Day or night, all roads led to the water.  Its transparency was a revelation compared to the murkier waters of Pelham Bay.  No matter how far out you went you could still see your feet.  It’s there I became an adept clammer and keen observer of shore life.  I spent hours watching lowly hermit crabs and pugnacious fiddler crabs.  Horseshoe crabs always seemed to be around; gentle round dark shadows gliding along the bottom. They paid no mind to us humans horsing about in the water.

From my summers on Shelter Island and extending to 1985 when the brown tide decimated our shellfish, I took the abundance of our sea life and its particular joys for granted.  We’d scallop in Cold Spring Pond from my husband’s brother’s boat.  A few hours later, I’d shuck them then pop them into a pan to sauté.

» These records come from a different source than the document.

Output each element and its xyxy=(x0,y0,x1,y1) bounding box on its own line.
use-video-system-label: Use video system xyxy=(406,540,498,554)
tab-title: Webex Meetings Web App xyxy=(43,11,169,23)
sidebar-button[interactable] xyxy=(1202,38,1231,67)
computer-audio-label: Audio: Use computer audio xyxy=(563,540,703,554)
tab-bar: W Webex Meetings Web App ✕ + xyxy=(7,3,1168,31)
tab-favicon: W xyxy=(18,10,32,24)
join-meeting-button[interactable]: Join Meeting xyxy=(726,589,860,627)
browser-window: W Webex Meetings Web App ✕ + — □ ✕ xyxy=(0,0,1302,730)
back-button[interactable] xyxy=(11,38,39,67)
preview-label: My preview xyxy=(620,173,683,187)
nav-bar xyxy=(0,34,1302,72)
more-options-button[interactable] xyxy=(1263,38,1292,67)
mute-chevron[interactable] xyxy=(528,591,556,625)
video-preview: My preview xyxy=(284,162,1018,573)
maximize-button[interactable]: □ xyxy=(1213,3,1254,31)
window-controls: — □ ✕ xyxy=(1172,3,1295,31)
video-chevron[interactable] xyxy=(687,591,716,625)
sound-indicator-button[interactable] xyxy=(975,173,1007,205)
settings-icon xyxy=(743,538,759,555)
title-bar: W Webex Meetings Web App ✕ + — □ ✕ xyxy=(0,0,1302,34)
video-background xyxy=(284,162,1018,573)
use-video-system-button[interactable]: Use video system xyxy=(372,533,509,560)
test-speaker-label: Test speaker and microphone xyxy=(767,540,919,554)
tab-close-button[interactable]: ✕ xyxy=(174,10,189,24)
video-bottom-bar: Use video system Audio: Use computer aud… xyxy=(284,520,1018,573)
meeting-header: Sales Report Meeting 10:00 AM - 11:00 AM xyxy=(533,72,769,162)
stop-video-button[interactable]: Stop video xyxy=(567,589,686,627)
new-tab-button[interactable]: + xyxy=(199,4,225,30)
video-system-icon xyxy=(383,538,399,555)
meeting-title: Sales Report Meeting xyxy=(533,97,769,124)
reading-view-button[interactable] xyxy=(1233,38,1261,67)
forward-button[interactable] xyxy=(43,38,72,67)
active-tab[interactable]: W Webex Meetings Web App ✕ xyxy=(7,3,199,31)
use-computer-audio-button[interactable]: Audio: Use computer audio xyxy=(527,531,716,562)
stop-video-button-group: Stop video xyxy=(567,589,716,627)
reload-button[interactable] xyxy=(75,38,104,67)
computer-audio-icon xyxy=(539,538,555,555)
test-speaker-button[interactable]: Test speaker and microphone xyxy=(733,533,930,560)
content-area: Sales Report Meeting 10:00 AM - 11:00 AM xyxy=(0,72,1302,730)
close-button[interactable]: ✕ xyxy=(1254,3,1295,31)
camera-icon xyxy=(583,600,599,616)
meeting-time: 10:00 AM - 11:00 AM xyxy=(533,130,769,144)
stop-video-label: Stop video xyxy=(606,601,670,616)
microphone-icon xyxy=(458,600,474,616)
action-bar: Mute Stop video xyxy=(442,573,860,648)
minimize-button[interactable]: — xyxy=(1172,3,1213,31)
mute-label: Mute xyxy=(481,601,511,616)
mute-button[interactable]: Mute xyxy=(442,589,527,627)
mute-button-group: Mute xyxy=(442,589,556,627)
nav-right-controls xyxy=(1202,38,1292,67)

I look at shellfish as delicious morsels though feel guilty dispatching them to the dinner plate. I feel this way about lobsters, crabs and mollusks that I shuck or steam when live; especially the scallops as they gave me my first great sense of wonder of the natural world.  I was five. A passel of us kids sat in a rowboat while my mother and her girlfriend rowed us to a little secluded place where the clamming was good.  The sun, the salt air, the wooden sound of the oars rubbing in their oarlocks, and the rhythmic splash of the paddles dipping in and out of the water created an aura of contentment in me.  As the waters enroute grew deeper, columns of baby blue-eyed scallops (bugs) began appearing, fluttering up and down in the water. They seemed to be everywhere. I was mesmerized by their blue eyes, (sensors which encircle their periphery) which glinted enchantingly in the sun as they bobbed to the surface.  Before, I’d only seen them as prettily bleached shells on the beach.  That they could be alive, capable of moving buoyantly, joyously, seemed astounding to me. Their motion, playful as any wind-up toy, was an appeal and when I went to scoop one up in my hand it propelled away with sudden, deft,  swiftness.  I was disappointed when it danced away, not because I couldn’t capture one but because it wouldn’t allow me to know it better.